The first people came to these regions already 8,400 years ago, when the land was just emerging from the Ice Age sea and inventive hunter-gatherers built their homes in sheltered sea bays. The mire formation started as soon as the mire vegetation took over the moist depressions before the topsoil dried out.
The Stone Age hunter-gatherers advanced to the northwest, following the productive coastal zone of the sea. The archaeological discovery material is almost completely silent for thousands of years.
In this realm of nature, an exceptionally representative and diverse mire nature developed in the watershed regions of the current Geopark area: first, nutrient-rich aapa mires and lush fens, then barren pine bogs and raised bogs. Here and there even more than half of the land area turned into a mire.
Mire nature’s celebrations continued for another thousand years after the hunters came to their trap paths on the banks of streams in distant forests and on the outskirts of large mires. Here in Hämeenmetsä forest, the medieval hunting culture reached perhaps its highest bloom. Few permanent traces remained of the activities of the hunting peasants. The hunting period can be seen today mainly in the nomenclature.


As the hunting period faded, starting from the 16th century, farmers began to send their sons and farm workers as settlers to the former hunting areas to slash and burn. Slash and burn, which wasted forests, began to decrease in the 17th century, when bog farming was learned.
The clearing was mainly directed to the nutrient and sedge-rich parts of the bogs and aapa mires. The sedge bogs of the low riverbanks had developed to be especially fertile. They were initially used as natural meadows, like hay lakes and aapa mires, as a modest winter fodder for livestock. Field clearing began to change the distribution of bog types in a harsher direction.
Even bogs were learned to be cultivated by burn-beating. The mire was drained by hand, because it could not support a horse. The swidden that had dried on the surface was burned in early summer. Soft, light smoke covered the tract. In late summer, the fire soil was harrowed and rye was sown. The last decades of the 19th century were, especially after the famine years of the late 1860s, unprecedented toil of the settlers.
Then the growth of the forest industry revolutionized forestry methods. Especially since the 1950s, bogs were only seen as wastelands waiting for better use, to be made to grow a forest. After field clearing, more than three quarters of the remaining mire area was drained. The thoroughness of the work can be seen in the basic maps of the area, where forests and mires are covered by a jungle of straight ditches. Now almost half of the forest growth comes from drained peatlands.
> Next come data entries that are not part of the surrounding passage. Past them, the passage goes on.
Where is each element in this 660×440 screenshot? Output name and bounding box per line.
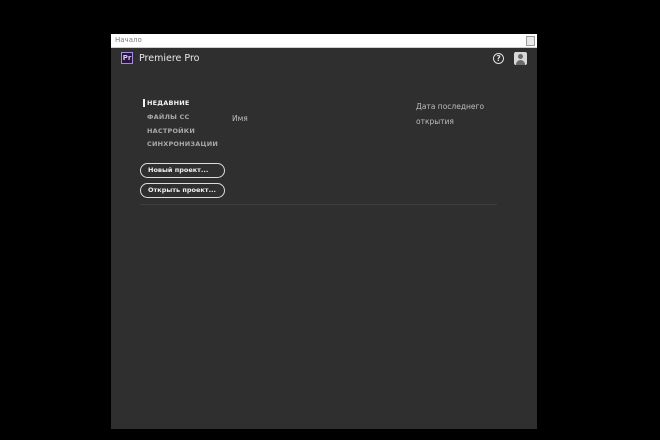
nav-item-cc-files[interactable]: ФАЙЛЫ CC: [147, 113, 189, 122]
new-project-button[interactable]: Новый проект...: [140, 163, 225, 178]
maximize-icon[interactable]: [526, 36, 535, 46]
column-header-name[interactable]: Имя: [232, 114, 248, 124]
start-window: Начало Pr Premiere Pro ? НЕДАВНИЕ ФАЙЛЫ …: [111, 34, 537, 429]
avatar-head: [518, 54, 523, 59]
nav-item-sync-settings[interactable]: НАСТРОЙКИ: [147, 127, 195, 136]
nav-item-recent[interactable]: НЕДАВНИЕ: [147, 99, 190, 108]
user-avatar-icon[interactable]: [514, 52, 527, 65]
help-icon[interactable]: ?: [493, 53, 504, 64]
open-project-button[interactable]: Открыть проект...: [140, 183, 225, 198]
window-title: Начало: [115, 36, 142, 44]
app-header: Pr Premiere Pro ?: [111, 48, 537, 70]
premiere-logo-icon: Pr: [121, 52, 133, 64]
column-header-last-opened[interactable]: Дата последнего открытия: [416, 99, 496, 129]
avatar-body: [516, 60, 525, 65]
window-titlebar[interactable]: Начало: [111, 34, 537, 48]
nav-active-indicator: [143, 99, 145, 107]
app-name: Premiere Pro: [139, 53, 200, 64]
divider: [140, 204, 497, 205]
nav-item-sync-settings-2[interactable]: СИНХРОНИЗАЦИИ: [147, 140, 218, 149]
Peat extraction with a shovel as litter and fuel is more than a hundred-year-old tradition, but industrial peat extraction supplemented the impoverishment of the bog ecosystem caused by forest drainage, especially starting in the 1970s. In the last phase, many bogs still in their natural state in the center were reserved for peat extraction. Before the decline of peat extraction in the 2020s, humans and machines had time to become the biggest geological force on our planet. Now, new uses are being planned for the former extensive peat fields, from wetlands to solar power plants.

Eyes begin to open
And what remained unconquered? There are only small patches of lush fens and forest bogs, and aapa mire mostly on the edges of protected mire areas. Processing of forests and bogs has resulted in loss of nature, muddied waterways and increased carbon dioxide emissions.
The pioneers of mire conservation have persistently taught us to feel the extraordinary diversity of mires and to open our eyes to see their beauty. Finally, the mires have gained more and more defenders. The establishment of nature reserves and the mire conservation programme (1980) with its additions is to be thanked for the fact that even some representative mire ensembles were preserved in Finland. In the Lauhanvuori-Hämeenkangas Geopark area, these unique large mires, such as Kauhaneva, are the most valuable part of the area.
Mire has had a long journey from discrimination to admiration. The mire is an essential part of the Finnish wilderness, which we look for in our free time. For those who move in nature, the mire is a place of peace and an open space full of sensory pleasure of colors, tastes, smells and bright sounds that can be heard against the silence. When in the midst of all the pursuit of profit, we have managed to save such mires, let us be happy about them!